The Schengen Agreement, signed in the city of Schengen, Luxembourg, aimed to create a single, unified European area wherein the internal borders are not subject to passport checks, allowing citizens of the European Union to move freely throughout.
The Schengen Area has been a source of great accessibility amongst European Union members, it is now causing distress among some of the member states, as the European migrant crisis has unprecedented amounts of refugees passing into the European Union.
The Schengen Area is only one of the major policy upon which the members of the European Union disagree on. Within the Maastricht Treaty, signed in 1992, the basis for the euro came into existence, and by 2002 all previous currencies for countries within the Eurozone were replaced by the it.
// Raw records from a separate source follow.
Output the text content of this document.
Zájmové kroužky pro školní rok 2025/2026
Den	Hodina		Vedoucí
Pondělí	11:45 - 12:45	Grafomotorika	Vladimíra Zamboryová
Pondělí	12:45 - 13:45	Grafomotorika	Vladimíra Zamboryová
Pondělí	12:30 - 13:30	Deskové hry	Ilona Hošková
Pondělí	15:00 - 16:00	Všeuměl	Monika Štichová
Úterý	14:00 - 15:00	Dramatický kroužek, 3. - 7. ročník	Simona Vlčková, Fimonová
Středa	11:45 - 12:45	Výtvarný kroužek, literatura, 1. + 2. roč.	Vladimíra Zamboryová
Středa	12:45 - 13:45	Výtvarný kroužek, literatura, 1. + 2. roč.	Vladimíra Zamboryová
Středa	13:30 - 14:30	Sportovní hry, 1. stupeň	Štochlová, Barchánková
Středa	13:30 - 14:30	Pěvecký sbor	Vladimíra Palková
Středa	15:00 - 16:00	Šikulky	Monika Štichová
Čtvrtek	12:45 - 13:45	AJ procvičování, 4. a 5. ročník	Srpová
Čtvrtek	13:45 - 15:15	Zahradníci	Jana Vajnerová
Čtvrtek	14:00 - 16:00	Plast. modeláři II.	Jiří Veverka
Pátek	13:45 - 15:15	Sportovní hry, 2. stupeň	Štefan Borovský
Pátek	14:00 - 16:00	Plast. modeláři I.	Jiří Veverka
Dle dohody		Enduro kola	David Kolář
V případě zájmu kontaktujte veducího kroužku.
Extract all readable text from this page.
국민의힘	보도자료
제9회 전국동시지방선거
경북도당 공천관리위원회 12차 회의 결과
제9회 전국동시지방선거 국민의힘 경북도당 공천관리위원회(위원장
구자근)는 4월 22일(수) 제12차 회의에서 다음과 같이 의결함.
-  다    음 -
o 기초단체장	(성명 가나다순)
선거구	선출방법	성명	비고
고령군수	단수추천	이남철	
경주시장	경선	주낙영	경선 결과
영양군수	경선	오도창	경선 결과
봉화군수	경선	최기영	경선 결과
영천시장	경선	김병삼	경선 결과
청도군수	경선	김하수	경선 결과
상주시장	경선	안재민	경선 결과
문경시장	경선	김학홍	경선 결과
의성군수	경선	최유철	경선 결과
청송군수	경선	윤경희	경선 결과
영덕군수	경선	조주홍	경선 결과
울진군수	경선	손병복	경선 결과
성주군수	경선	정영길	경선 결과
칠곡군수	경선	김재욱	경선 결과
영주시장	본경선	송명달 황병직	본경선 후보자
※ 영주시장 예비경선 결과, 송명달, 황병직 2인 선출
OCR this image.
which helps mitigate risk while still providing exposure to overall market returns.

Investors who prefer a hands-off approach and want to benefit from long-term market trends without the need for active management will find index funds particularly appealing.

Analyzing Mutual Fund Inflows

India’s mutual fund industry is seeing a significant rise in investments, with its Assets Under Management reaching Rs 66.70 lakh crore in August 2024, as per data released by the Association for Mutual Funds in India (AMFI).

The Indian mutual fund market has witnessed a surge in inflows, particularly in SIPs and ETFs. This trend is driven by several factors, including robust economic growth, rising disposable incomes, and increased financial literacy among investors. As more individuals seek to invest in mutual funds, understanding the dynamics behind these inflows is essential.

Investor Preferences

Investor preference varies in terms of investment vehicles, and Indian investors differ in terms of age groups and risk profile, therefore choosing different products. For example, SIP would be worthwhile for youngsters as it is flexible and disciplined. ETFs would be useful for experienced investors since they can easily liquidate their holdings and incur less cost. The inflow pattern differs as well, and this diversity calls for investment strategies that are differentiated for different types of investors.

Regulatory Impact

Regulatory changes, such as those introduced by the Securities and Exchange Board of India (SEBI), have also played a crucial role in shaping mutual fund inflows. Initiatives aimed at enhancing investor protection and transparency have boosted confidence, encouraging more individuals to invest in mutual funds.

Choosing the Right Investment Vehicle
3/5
The euro, similar to the Schengen Area, has had its share of critics and advocates, with the critics lambasting the foundation upon which the euro was introduced, and the advocates hailing its benefits as a singular link for trade.
It is clear that the members of the European Union do not agree on many things, and they have many reasons not to, but the European Union has come far along, finding compromises and dialogue where previously there was disagreement and war. And like all political systems, civil discourse should be expected, and solutions are not immediate, but the only way to solve problems short of dictatorial suppression or genocide is through communication, and in that regard the European Union is well on its way toward solving its problems.